On Thursday 08 May 2014 17:13:15 Antonio Quartulli wrote:
From: Antonio Quartulli antonio@open-mesh.com
When a VLAN interface (on top of batX) is removed and re-added within a short timeframe TT does not have enough time to properly cleanup. This creates an internal TT state mismatch as the newly created softif_vlan will be initialized from scratch with a TT client count of zero (even if TT entries for this VLAN still exist). The resulting TT messages are bogus due to the counter / tt client listing mismatch, thus creating inconsistencies on every node in the network
To fix this issue destroy_vlan() has to not free the VLAN object immediately but it has to be kept alive until all the TT entries for this VLAN have been removed. destroy_vlan() still removes the sysfs folder so that the user has the feeling that everything went fine.

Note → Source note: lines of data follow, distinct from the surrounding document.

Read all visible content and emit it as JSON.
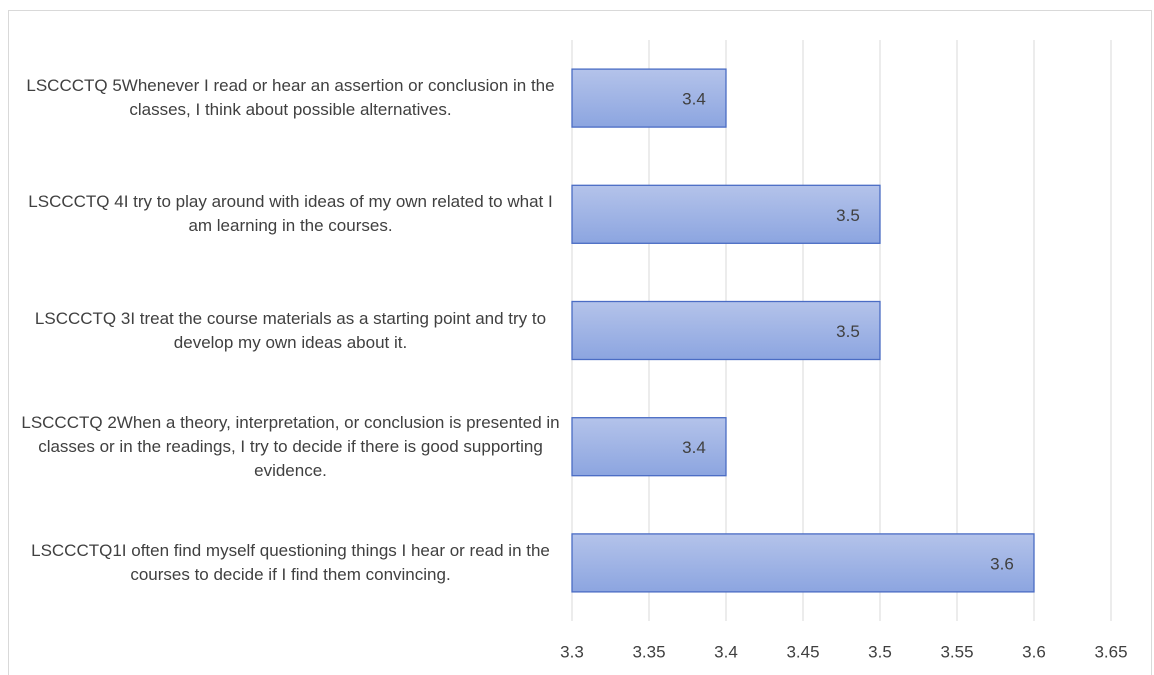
{
  "chart_data": {
    "type": "bar",
    "orientation": "horizontal",
    "categories": [
      "LSCCCTQ 5Whenever I read or hear an assertion or conclusion in the classes, I think about possible alternatives.",
      "LSCCCTQ 4I try to play around with ideas of my own related to what I am learning in the courses.",
      "LSCCCTQ 3I treat the course materials as a starting point and try to develop my own ideas about it.",
      "LSCCCTQ 2When a theory, interpretation, or conclusion is presented in classes or in the readings, I try to decide if there is good supporting evidence.",
      "LSCCCTQ1I often find myself questioning things I hear or read in the courses to decide if I find them convincing."
    ],
    "values": [
      3.4,
      3.5,
      3.5,
      3.4,
      3.6
    ],
    "color": "#8ca5e0",
    "xlim": [
      3.3,
      3.65
    ],
    "xticks": [
      3.3,
      3.35,
      3.4,
      3.45,
      3.5,
      3.55,
      3.6,
      3.65
    ],
    "grid": true
  }
}
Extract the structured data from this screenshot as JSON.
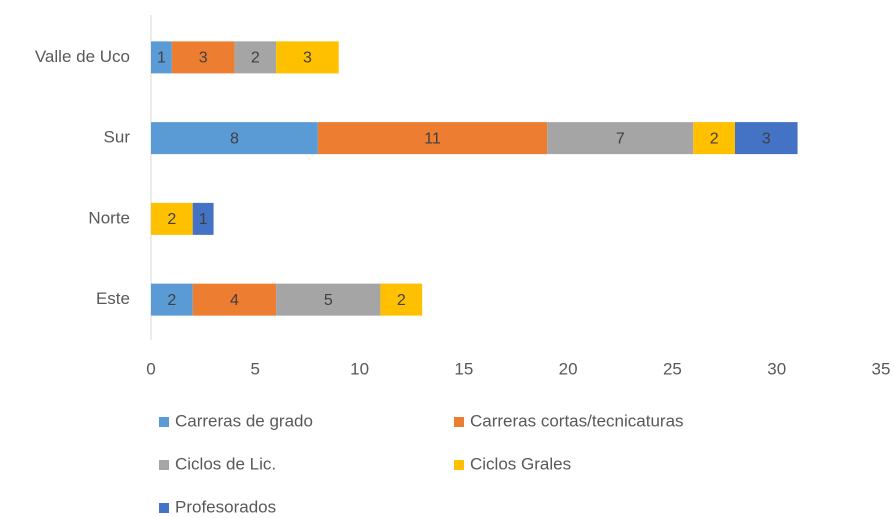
{
  "chart_data": {
    "type": "stacked_barh",
    "categories": [
      "Valle de Uco",
      "Sur",
      "Norte",
      "Este"
    ],
    "series": [
      {
        "name": "Carreras de grado",
        "color": "#5b9bd5",
        "values": [
          1,
          8,
          null,
          2
        ]
      },
      {
        "name": "Carreras cortas/tecnicaturas",
        "color": "#ed7d31",
        "values": [
          3,
          11,
          null,
          4
        ]
      },
      {
        "name": "Ciclos de Lic.",
        "color": "#a5a5a5",
        "values": [
          2,
          7,
          null,
          5
        ]
      },
      {
        "name": "Ciclos Grales",
        "color": "#ffc000",
        "values": [
          3,
          2,
          2,
          2
        ]
      },
      {
        "name": "Profesorados",
        "color": "#4472c4",
        "values": [
          null,
          3,
          1,
          null
        ]
      }
    ],
    "xlim": [
      0,
      35
    ],
    "xticks": [
      0,
      5,
      10,
      15,
      20,
      25,
      30,
      35
    ],
    "grid": false,
    "legend": "bottom"
  }
}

If the same VLAN is re-added before the old object is free'd, then the latter is resurrected and re-used.
Implement such behaviour by increasing the reference counter of a softif_vlan object every time a new local TT entry for such VLAN is created and remove the object from the list only when all the TT entries have been destroyed.
Signed-off-by: Antonio Quartulli antonio@open-mesh.com
Changes since v4:
- improved code in add_vid()
- don't leak TT entries in case of vlan re-add failure
Changes since v3:
- always re-add NO_PURGE local entry on add_vid()
Changes since v2:
- remove cleanup_work member that is not needed anymore in this approach
- reword commit subject
- reword commit message (Thanks Marek!)
Changes since v1:
- destroy and create vlan sysfs folder within softif_vlan_destroy/create()
to avoid lock troubles with soft-interface destruction and delayed jobs.
soft-interface.c | 60 ++++++++++++++++++++++++++++++++++++++++------------- translation-table.c | 26 +++++++++++++++++++++++ types.h | 2 ++ 3 files changed, 74 insertions(+), 14 deletions(-)
Applied in revision 9729d20.
Thanks, Marek